Sin embargo, en cada categoría de actividad sin fines de lucro relacionada con el 11 de septiembre, un análisis efectuado por la AP de documentos fiscales y otros archivos oficiales descubrió planes llenos de transacciones sospechosas, gastos cuestionables e intenciones dudosas. Muchos de los grupos que siguen recaudando fondos son pequeños y fundados por gente con poca experiencia en el manejo de una institución sin fines de lucro.

Estos son algunos ejemplos de lo anterior:

— Un organismo de caridad con sede en Arizona recaudó 713.000 dólares para tejer una colcha que aseguraba podría cubrir 25 campos de fútbol estadounidense. Pero lo único que existe son varios centenares de retazos almacenados en un depósito.

Una tercera parte del dinero recaudado terminó en manos del fundador de la organización y sus parientes, según documentos fiscales y entrevistas. El presidente de la junta directiva, un sacerdote católico de 84 años, dijo que no sabía que era el presidente y pensaba que solamente se habían recaudado pequeñas cantidades de dinero. Dijo desconocer que el fundador se había otorgado 200 dólares semanales para cubrir los gastos de su auto, reembolsos por alquiler y un pago de 45.000 dólares por un préstamo no reportado.

— Hay un grupo de caridad para establecer un Jardín de Perdón en el sitio donde estuvieron las Torres Gemelas, pero no existe dicho jardín. El pastor Lyndon Harris, quien fundó la organización sin fines de lucro Sacred City en 2005, pasó meses tras el 11 de septiembre ayudando a las víctimas, familiares y personal de emergencia en el sitio de los atentados.

Dijo que creó su grupo para cumplir "nuestro juramento sagrado" de construir el jardín. Documentos fiscales muestran que la organización recaudó 200.000 dólares y que el pastor episcopal se pagó 126,530 dólares en salario y utilizó otros 3.562 dólares para gastos de comida entre 2005 y 2007.

Harris insistió que considera un éxito su trabajo de caridad, a pesar de que no hay un jardín en el sitio. "Considero que nuestra misión era enseñar cómo perdonar", dijo.
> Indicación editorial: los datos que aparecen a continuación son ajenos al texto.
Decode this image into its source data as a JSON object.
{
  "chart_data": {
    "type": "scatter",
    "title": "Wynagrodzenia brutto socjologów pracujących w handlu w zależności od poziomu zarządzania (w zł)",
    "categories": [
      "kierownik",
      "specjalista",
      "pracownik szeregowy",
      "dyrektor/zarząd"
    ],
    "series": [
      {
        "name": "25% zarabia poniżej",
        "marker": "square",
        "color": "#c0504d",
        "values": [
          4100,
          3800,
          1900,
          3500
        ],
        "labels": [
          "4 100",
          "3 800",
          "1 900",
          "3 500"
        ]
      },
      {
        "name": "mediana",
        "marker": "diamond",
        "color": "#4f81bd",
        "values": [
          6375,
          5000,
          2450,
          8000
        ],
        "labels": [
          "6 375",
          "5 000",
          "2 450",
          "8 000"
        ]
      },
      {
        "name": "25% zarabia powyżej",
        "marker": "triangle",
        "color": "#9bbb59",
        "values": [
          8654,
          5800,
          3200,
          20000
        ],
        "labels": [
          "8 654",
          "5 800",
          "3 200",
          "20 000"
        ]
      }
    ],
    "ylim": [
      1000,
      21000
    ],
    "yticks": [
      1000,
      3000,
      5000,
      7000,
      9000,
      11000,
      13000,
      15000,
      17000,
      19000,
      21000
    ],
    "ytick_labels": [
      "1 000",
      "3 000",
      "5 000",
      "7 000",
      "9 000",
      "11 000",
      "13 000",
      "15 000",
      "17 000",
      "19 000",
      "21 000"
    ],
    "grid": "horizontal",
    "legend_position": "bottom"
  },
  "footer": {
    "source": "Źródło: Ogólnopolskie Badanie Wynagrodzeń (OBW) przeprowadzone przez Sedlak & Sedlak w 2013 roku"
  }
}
— Otro grupo de Manhattan, Urban Life Ministries, recaudó más de cuatro millones de dólares para ayudar a las víctimas y personal de emergencia. El grupo, sin embargo, solamente rindió cuentas por 670.000 dólares en sus informes fiscales. Junto con casi cuatro decenas de otros organismos de caridad relacionados al 11 de septiembre, Urban Life perdió este año su derecho a estar exento de pagar impuestos federales debido a que no pudo demostrar cuánto dinero fue recolectado y gastado.

La AP revisó organismos de caridad a los que el Servicio de Recaudación Interna eximió de pagar impuestos federales tras prometer que ayudarían a las víctimas de la tragedia del 11 de septiembre, construirían monumentos o emprenderían otros trabajos en nombre de los muertos. Los grupos fueron identificados a través de datos mantenidos por Guidestar, una base de datos privada recomendada por el Servicio de Recaudación Interna.